Pour s'équiper, lui et ses 7 salariés, David a dépensé 2 500 euros de matériel. Les 500 masques en tissu qu'il a commandés voilà un mois et demi ne seront pas livrés avant mi-juin, alors en attendant, il en a acheté 50 (à 7 euros pièce) lundi matin dans une pharmacie de Seine-Saint-Denis, où il réside. «Je vais les donner aux employés, qui en porteront un ou deux par jour.» Il patiente aussi pour une colonne distribuant sans contact du gel hydroalcoolique, qu'il placera à l'entrée. «On s'est enfermés pendant deux mois, n'y retournons pas dans trois semaines et soyons raisonnables», martèle-t-il. En cas de forte affluence, il a fixé une jauge maximale de 30 personnes dans son commerce. Il espère que les clients se montreront coopératifs et respecteront le marquage indiquant un sens de circulation.

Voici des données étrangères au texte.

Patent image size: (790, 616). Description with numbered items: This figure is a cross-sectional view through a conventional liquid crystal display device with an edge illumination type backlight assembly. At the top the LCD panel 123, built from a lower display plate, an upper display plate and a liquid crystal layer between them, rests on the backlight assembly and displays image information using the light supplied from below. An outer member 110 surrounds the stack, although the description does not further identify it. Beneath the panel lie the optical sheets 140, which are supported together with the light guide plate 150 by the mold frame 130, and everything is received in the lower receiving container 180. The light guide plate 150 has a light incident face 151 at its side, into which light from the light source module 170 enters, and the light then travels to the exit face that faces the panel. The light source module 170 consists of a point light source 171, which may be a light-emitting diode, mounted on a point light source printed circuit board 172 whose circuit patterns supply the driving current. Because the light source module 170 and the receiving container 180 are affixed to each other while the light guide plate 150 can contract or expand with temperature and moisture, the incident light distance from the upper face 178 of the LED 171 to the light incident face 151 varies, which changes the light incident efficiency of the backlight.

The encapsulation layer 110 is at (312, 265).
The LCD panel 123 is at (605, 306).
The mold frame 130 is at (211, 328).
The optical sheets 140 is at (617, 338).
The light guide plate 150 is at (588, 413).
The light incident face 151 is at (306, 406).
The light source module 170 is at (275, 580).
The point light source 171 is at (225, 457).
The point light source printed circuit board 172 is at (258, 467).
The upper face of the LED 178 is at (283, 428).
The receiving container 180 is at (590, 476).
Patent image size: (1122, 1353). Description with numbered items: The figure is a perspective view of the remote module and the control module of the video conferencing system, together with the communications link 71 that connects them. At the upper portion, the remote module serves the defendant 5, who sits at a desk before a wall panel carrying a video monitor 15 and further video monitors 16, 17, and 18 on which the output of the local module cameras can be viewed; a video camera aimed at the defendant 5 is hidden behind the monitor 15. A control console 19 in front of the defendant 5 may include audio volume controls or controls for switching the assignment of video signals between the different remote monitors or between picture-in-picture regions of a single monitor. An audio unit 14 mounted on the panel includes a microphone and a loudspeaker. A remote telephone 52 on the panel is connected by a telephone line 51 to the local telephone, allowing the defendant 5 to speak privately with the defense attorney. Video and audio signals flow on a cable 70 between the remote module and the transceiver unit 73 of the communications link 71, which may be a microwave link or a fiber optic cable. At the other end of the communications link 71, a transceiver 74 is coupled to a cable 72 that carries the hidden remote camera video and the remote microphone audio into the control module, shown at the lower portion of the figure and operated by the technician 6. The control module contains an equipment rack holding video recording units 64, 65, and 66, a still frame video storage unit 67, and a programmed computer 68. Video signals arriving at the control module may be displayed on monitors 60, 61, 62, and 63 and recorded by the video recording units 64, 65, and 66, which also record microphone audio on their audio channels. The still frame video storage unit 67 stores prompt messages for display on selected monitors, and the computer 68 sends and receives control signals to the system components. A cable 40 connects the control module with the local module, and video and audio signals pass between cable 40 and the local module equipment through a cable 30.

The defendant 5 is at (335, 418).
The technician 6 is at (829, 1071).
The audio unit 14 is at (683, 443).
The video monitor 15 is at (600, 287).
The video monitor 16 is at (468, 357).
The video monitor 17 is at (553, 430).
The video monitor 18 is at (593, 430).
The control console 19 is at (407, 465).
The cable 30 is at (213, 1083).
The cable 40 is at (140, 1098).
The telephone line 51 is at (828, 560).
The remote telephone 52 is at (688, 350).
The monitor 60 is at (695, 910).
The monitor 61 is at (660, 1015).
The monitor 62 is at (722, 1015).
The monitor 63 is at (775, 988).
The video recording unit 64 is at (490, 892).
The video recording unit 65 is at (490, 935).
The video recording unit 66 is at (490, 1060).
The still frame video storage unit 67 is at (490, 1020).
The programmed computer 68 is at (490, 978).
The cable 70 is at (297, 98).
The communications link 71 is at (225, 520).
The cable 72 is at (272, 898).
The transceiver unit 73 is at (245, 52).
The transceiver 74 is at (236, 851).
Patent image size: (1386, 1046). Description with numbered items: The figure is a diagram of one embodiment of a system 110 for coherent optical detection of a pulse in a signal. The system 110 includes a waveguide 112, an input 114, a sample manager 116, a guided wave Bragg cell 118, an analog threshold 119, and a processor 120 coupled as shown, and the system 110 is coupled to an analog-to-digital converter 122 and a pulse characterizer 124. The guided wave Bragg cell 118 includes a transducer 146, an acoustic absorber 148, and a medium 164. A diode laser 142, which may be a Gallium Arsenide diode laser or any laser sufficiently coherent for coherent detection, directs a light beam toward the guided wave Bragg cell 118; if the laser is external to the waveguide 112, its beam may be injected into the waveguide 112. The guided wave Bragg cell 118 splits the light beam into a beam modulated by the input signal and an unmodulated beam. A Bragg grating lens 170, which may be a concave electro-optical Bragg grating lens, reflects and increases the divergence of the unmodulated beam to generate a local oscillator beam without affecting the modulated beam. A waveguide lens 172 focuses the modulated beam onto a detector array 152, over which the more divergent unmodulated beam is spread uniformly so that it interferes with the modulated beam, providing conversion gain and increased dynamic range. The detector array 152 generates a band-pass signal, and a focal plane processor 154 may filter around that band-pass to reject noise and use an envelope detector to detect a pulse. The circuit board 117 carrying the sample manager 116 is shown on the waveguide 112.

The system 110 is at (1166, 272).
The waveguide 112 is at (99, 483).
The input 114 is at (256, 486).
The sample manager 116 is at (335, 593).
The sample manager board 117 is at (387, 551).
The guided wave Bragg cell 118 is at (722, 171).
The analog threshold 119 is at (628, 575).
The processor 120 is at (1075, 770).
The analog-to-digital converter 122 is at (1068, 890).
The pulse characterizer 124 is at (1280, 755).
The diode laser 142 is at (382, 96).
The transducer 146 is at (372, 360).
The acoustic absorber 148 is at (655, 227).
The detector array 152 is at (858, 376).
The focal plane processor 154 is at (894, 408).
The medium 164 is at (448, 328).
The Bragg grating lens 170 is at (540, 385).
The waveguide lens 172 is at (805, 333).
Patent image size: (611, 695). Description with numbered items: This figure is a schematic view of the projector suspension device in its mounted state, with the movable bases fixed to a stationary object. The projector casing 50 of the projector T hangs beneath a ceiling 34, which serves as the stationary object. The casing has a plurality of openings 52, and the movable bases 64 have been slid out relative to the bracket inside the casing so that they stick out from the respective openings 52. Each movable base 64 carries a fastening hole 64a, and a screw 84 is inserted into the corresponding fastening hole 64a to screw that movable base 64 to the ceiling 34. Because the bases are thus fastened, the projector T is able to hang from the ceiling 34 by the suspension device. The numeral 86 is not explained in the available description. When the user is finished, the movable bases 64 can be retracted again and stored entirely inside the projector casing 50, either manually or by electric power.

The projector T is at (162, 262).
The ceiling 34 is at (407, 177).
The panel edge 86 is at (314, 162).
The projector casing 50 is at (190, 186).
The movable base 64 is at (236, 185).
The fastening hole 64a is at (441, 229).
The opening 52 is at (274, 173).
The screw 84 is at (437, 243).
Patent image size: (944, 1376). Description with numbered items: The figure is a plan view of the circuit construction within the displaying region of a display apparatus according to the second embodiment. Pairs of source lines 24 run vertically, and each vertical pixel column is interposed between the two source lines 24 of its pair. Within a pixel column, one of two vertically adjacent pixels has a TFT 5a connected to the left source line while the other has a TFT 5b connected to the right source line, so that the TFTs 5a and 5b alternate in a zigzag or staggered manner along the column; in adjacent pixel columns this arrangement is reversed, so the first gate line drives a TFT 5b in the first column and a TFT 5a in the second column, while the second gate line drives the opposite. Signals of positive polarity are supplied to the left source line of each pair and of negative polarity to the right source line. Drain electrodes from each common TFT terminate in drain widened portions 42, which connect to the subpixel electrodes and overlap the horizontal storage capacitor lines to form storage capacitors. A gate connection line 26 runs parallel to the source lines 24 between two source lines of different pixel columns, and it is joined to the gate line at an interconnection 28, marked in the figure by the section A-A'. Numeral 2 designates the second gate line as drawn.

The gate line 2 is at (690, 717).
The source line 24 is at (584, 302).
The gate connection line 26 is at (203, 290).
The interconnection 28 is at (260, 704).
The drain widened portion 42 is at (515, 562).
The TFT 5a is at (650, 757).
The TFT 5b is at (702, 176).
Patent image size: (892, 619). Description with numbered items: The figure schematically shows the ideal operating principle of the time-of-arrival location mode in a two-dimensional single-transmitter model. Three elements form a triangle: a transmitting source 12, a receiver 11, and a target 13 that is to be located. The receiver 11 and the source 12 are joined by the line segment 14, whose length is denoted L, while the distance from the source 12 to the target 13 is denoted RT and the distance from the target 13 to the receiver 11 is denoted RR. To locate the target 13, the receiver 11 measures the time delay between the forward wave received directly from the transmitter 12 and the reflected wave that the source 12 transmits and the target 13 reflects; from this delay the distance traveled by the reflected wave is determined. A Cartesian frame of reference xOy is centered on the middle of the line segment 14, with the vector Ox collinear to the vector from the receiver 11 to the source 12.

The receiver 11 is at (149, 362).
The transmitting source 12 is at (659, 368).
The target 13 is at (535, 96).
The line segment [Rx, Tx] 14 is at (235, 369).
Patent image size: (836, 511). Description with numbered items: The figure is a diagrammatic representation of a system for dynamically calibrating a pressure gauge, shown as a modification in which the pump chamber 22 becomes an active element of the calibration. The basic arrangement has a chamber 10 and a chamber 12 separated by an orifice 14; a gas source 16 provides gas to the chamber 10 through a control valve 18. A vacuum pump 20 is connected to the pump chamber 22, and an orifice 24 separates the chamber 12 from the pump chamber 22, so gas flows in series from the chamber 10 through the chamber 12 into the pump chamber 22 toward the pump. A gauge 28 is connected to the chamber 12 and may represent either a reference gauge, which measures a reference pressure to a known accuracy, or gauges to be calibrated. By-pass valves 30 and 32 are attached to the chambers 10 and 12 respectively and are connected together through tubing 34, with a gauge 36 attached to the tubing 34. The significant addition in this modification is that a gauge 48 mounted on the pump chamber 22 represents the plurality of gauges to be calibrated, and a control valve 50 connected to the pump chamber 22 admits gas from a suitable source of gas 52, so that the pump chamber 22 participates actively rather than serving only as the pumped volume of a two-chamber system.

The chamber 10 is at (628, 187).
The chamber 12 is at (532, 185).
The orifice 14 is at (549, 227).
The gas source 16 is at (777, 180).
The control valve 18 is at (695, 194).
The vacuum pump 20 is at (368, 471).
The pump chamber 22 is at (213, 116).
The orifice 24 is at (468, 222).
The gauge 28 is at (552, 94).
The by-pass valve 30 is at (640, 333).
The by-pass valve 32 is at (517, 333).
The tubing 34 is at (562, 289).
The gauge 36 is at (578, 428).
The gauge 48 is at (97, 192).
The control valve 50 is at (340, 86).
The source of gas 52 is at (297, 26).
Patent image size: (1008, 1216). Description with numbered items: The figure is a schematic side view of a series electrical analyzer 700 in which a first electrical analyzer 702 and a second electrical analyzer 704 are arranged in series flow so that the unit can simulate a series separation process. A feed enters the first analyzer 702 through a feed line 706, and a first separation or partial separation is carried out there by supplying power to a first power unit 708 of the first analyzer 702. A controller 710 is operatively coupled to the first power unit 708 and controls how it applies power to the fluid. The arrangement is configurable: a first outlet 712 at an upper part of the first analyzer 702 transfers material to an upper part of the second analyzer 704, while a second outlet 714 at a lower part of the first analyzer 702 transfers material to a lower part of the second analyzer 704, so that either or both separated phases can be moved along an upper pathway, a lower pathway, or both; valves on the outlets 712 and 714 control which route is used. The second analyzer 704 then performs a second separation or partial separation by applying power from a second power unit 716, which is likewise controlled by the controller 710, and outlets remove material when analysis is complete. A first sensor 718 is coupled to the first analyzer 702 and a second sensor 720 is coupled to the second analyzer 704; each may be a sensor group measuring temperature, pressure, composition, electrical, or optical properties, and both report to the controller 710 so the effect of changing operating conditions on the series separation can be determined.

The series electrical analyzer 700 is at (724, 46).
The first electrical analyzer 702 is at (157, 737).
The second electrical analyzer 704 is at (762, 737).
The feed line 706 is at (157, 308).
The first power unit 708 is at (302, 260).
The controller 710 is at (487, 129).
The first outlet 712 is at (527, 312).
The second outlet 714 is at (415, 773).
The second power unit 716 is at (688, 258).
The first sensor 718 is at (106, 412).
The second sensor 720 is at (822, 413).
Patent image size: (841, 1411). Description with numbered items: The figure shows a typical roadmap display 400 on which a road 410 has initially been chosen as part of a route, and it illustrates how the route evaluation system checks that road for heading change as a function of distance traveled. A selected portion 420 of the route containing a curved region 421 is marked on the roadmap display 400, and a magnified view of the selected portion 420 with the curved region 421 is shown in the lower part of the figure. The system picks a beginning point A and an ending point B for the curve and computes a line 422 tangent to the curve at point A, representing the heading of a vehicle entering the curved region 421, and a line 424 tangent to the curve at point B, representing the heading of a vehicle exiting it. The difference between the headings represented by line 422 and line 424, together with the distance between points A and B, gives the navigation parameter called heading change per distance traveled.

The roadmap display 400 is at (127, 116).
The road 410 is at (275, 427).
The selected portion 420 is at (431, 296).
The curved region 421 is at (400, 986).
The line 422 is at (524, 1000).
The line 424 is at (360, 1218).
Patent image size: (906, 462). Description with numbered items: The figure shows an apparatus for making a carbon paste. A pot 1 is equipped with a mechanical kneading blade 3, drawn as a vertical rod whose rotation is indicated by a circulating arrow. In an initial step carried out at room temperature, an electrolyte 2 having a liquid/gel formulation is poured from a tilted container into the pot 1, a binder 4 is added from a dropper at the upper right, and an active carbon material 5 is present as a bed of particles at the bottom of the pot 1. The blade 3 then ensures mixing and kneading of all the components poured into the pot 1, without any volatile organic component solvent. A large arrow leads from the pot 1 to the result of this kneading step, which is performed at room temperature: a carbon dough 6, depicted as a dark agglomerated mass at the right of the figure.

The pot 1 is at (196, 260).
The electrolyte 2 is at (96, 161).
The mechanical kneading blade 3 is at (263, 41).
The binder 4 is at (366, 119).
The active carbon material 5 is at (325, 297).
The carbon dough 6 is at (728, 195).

Patrick, gérant d'un magasin d'ameublement, fignole sa reprise. Notamment ces affichettes «Ne pas toucher les tissus», «Prière de vous laver les mains» et «Masque obligatoire dans la boutique», qu'il va placarder un peu partout. Lui aussi fournit «deux ou trois masques chirurgicaux» par jour à ses cinq employés, ainsi qu'une visière en plastique pour les volontaires.

Hic 

Ce matériel de protection leur sert aussi pour les transports. Marc, un vendeur, se dit heureux de revenir bosser. «Parce que j'adore mon patron !» rigole-t-il, avant de redevenir sérieux : «Ça devenait dur, la vie enfermé en appartement, avec les enfants.» Pour les clients qui ne viendraient pas protégés, le boss a acheté «pour 500 euros de masques en tissu», qu'il va «offrir». Partout dans le faubourg, commerçants indépendants et salariés disent être équipés de manière satisfaisante. Salomon, vendeur dans une boutique de prêt-à-porter féminin, reçoit deux masques chirurgicaux par jour. Alexandre, patron d'un salon de coiffure et barbier, a investi près de 1 000 euros en masques réutilisables (qui seront lavés sur place), gants et liquides de désinfection pour ses troupes. Les trois salariés sont désormais couverts toute la journée. Quant aux clients, le masque leur est recommandé. Seul hic : ceux venus se faire tailler la barbe. Brahim, le fleuriste installé juste en face, doit recevoir tout le nécessaire mardi lors de son déplacement à Rungis : de quoi se préparer au rush de la fête des mères, le 7 juin, un rendez-vous qu'il a noté.